Hello i have a case with 1 cooling hole at the back, 1 cpu cooling hole, and 2 cooling holes under the cpu cooling hole (the 2 holes are right next to each other).
The cooling hole sizes are 80*80.
I would like to ask what is best, which one should be inhale or exhale. if all would be filled with fans.

thank you


----------



## shotgn (Aug 10, 2008)

normally the side holes are for intake and the rear is exhaust. 
Depending on your cpu cooler, for example the side hole draw in cool air right on top of the cpu fan and heatsink if you use the standard fan and heatsink. 
I would put the side ones as intake and rear as exhaust.


----------



## lifebennder (Jan 10, 2009)

shotgn said:


> normally the side holes are for intake and the rear is exhaust.
> Depending on your cpu cooler, for example the side hole draw in cool air right on top of the cpu fan and heatsink if you use the standard fan and heatsink.
> I would put the side ones as intake and rear as exhaust.


but does it matter that 3 fans will intake air and only one will outake air (rear). wont it damage the fan.


----------



## shotgn (Aug 10, 2008)

What case do you have?
What fan are you worried about damaging?


----------



## lifebennder (Jan 10, 2009)

shotgn said:


> What case do you have?
> What fan are you worried about damaging?

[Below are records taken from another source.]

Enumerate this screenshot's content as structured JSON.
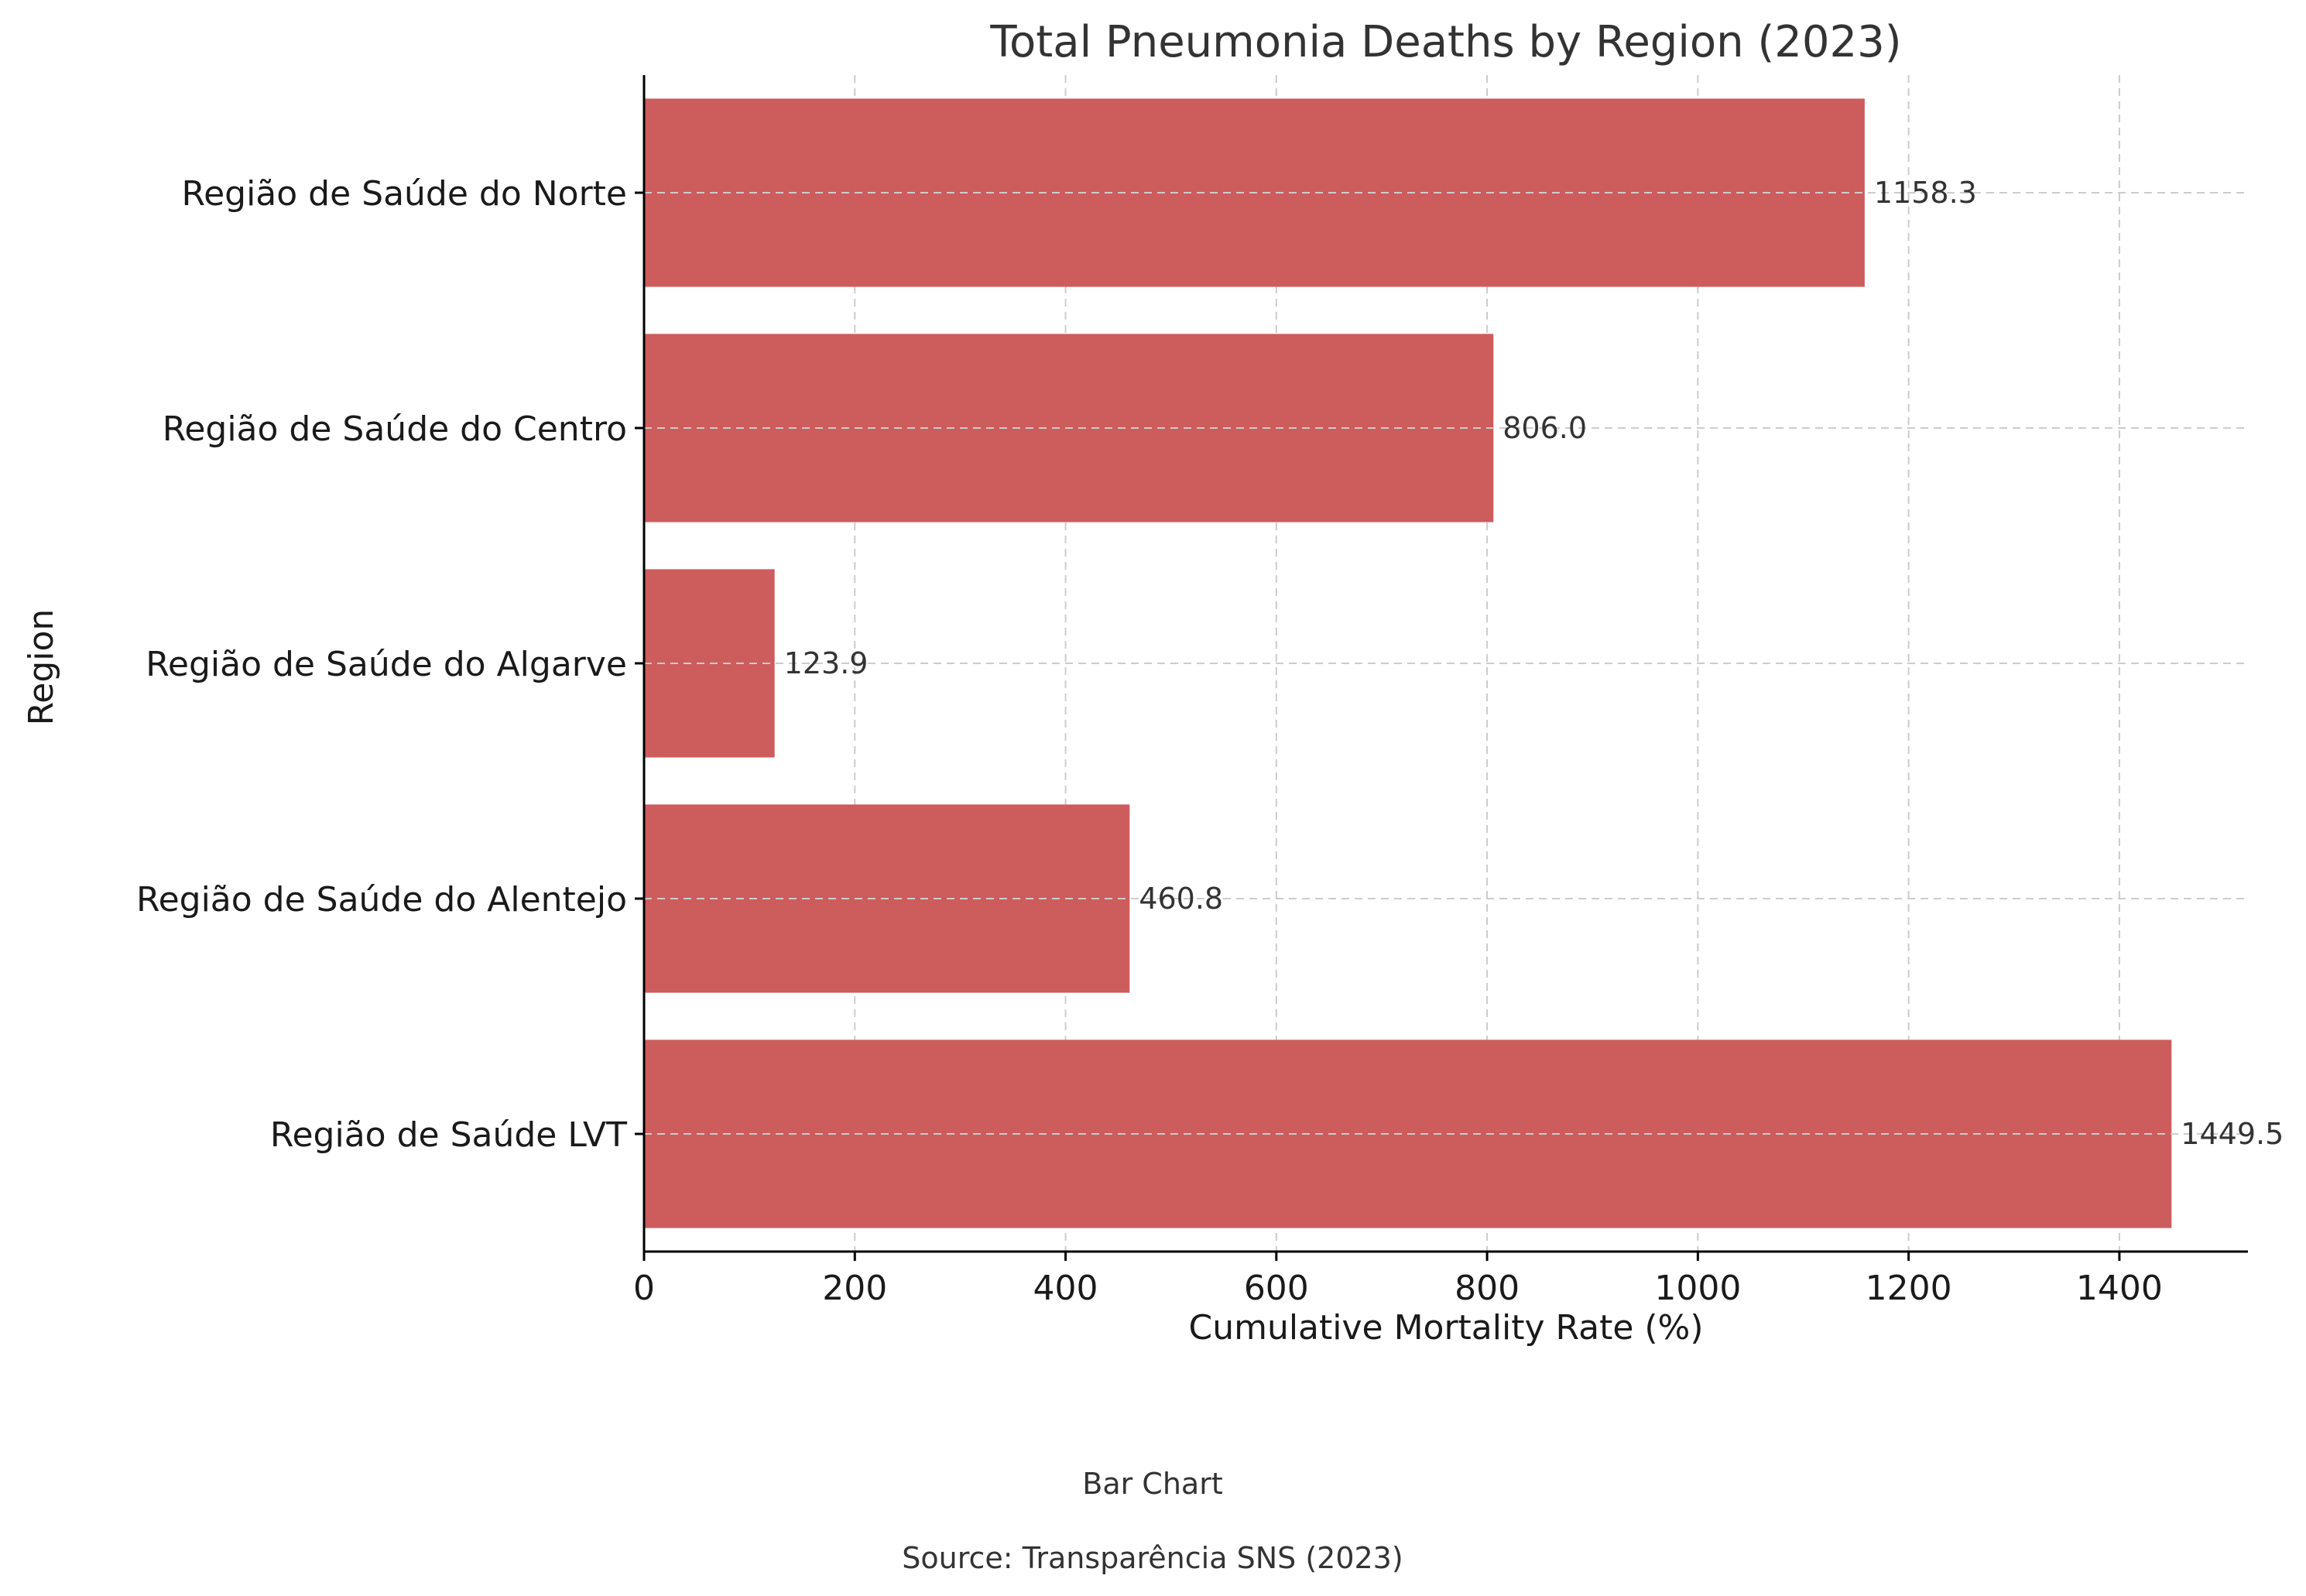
{
  "chart_data": {
    "type": "bar",
    "orientation": "horizontal",
    "title": "Total Pneumonia Deaths by Region (2023)",
    "xlabel": "Cumulative Mortality Rate (%)",
    "ylabel": "Region",
    "categories": [
      "Região de Saúde do Norte",
      "Região de Saúde do Centro",
      "Região de Saúde do Algarve",
      "Região de Saúde do Alentejo",
      "Região de Saúde LVT"
    ],
    "values": [
      1158.3,
      806.0,
      123.9,
      460.8,
      1449.5
    ],
    "value_labels": [
      "1158.3",
      "806.0",
      "123.9",
      "460.8",
      "1449.5"
    ],
    "xlim": [
      0,
      1522
    ],
    "xticks": [
      0,
      200,
      400,
      600,
      800,
      1000,
      1200,
      1400
    ],
    "grid": true,
    "bar_color": "#cd5c5c"
  },
  "footer": {
    "subtitle": "Bar Chart",
    "source": "Source: Transparência SNS (2023)"
  }
}
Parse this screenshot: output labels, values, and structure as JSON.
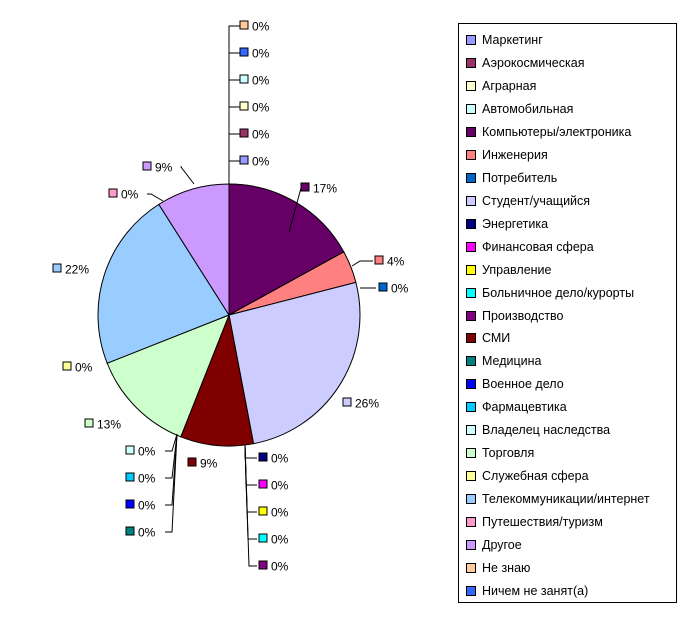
{
  "chart_data": {
    "type": "pie",
    "title": "",
    "slices": [
      {
        "label": "Маркетинг",
        "value": 0,
        "value_label": "0%",
        "color": "#9999ff"
      },
      {
        "label": "Аэрокосмическая",
        "value": 0,
        "value_label": "0%",
        "color": "#993366"
      },
      {
        "label": "Аграрная",
        "value": 0,
        "value_label": "0%",
        "color": "#ffffcc"
      },
      {
        "label": "Автомобильная",
        "value": 0,
        "value_label": "0%",
        "color": "#ccffff"
      },
      {
        "label": "Компьютеры/электроника",
        "value": 17,
        "value_label": "17%",
        "color": "#660066"
      },
      {
        "label": "Инженерия",
        "value": 4,
        "value_label": "4%",
        "color": "#ff8080"
      },
      {
        "label": "Потребитель",
        "value": 0,
        "value_label": "0%",
        "color": "#0066cc"
      },
      {
        "label": "Студент/учащийся",
        "value": 26,
        "value_label": "26%",
        "color": "#ccccff"
      },
      {
        "label": "Энергетика",
        "value": 0,
        "value_label": "0%",
        "color": "#000080"
      },
      {
        "label": "Финансовая сфера",
        "value": 0,
        "value_label": "0%",
        "color": "#ff00ff"
      },
      {
        "label": "Управление",
        "value": 0,
        "value_label": "0%",
        "color": "#ffff00"
      },
      {
        "label": "Больничное дело/курорты",
        "value": 0,
        "value_label": "0%",
        "color": "#00ffff"
      },
      {
        "label": "Производство",
        "value": 0,
        "value_label": "0%",
        "color": "#800080"
      },
      {
        "label": "СМИ",
        "value": 9,
        "value_label": "9%",
        "color": "#800000"
      },
      {
        "label": "Медицина",
        "value": 0,
        "value_label": "0%",
        "color": "#008080"
      },
      {
        "label": "Военное дело",
        "value": 0,
        "value_label": "0%",
        "color": "#0000ff"
      },
      {
        "label": "Фармацевтика",
        "value": 0,
        "value_label": "0%",
        "color": "#00ccff"
      },
      {
        "label": "Владелец наследства",
        "value": 0,
        "value_label": "0%",
        "color": "#ccffff"
      },
      {
        "label": "Торговля",
        "value": 13,
        "value_label": "13%",
        "color": "#ccffcc"
      },
      {
        "label": "Служебная сфера",
        "value": 0,
        "value_label": "0%",
        "color": "#ffff99"
      },
      {
        "label": "Телекоммуникации/интернет",
        "value": 22,
        "value_label": "22%",
        "color": "#99ccff"
      },
      {
        "label": "Путешествия/туризм",
        "value": 0,
        "value_label": "0%",
        "color": "#ff99cc"
      },
      {
        "label": "Другое",
        "value": 9,
        "value_label": "9%",
        "color": "#cc99ff"
      },
      {
        "label": "Не знаю",
        "value": 0,
        "value_label": "0%",
        "color": "#ffcc99"
      },
      {
        "label": "Ничем не занят(а)",
        "value": 0,
        "value_label": "0%",
        "color": "#3366ff"
      }
    ],
    "legend_position": "right"
  }
}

I dont know what case you have, if there is any way to find out then please tell me how to find my case. 
Ill get these 3 fans:
http://www.czechcomputer.cz/product.jsp?artno=31655

(its in czech so ill translate): 1800rpm, 18decibels max, 21.15CFM, 80*80*25 dimension.
I dont have any other holes in my case other then the cpu holes and the 2 at the side and 1 at the back.


----------



## shotgn (Aug 10, 2008)

It should say on the back or somewhere on the case who made it then you can goggle it.
I think you will be fine with 2 intake fans on the side, leave one open for venting.
Is your rear hole a 120m?
It usually is. The more cfm the fan is rated, the more airflow it is, also the higher the cfm the louder it will be. You might want to try to find a variable speed fan that you can control the speed of the fan to your liking. 

http://www.czechcomputer.cz/product.jsp?artno=27111
The one i posted is a good example for a variable speed.


----------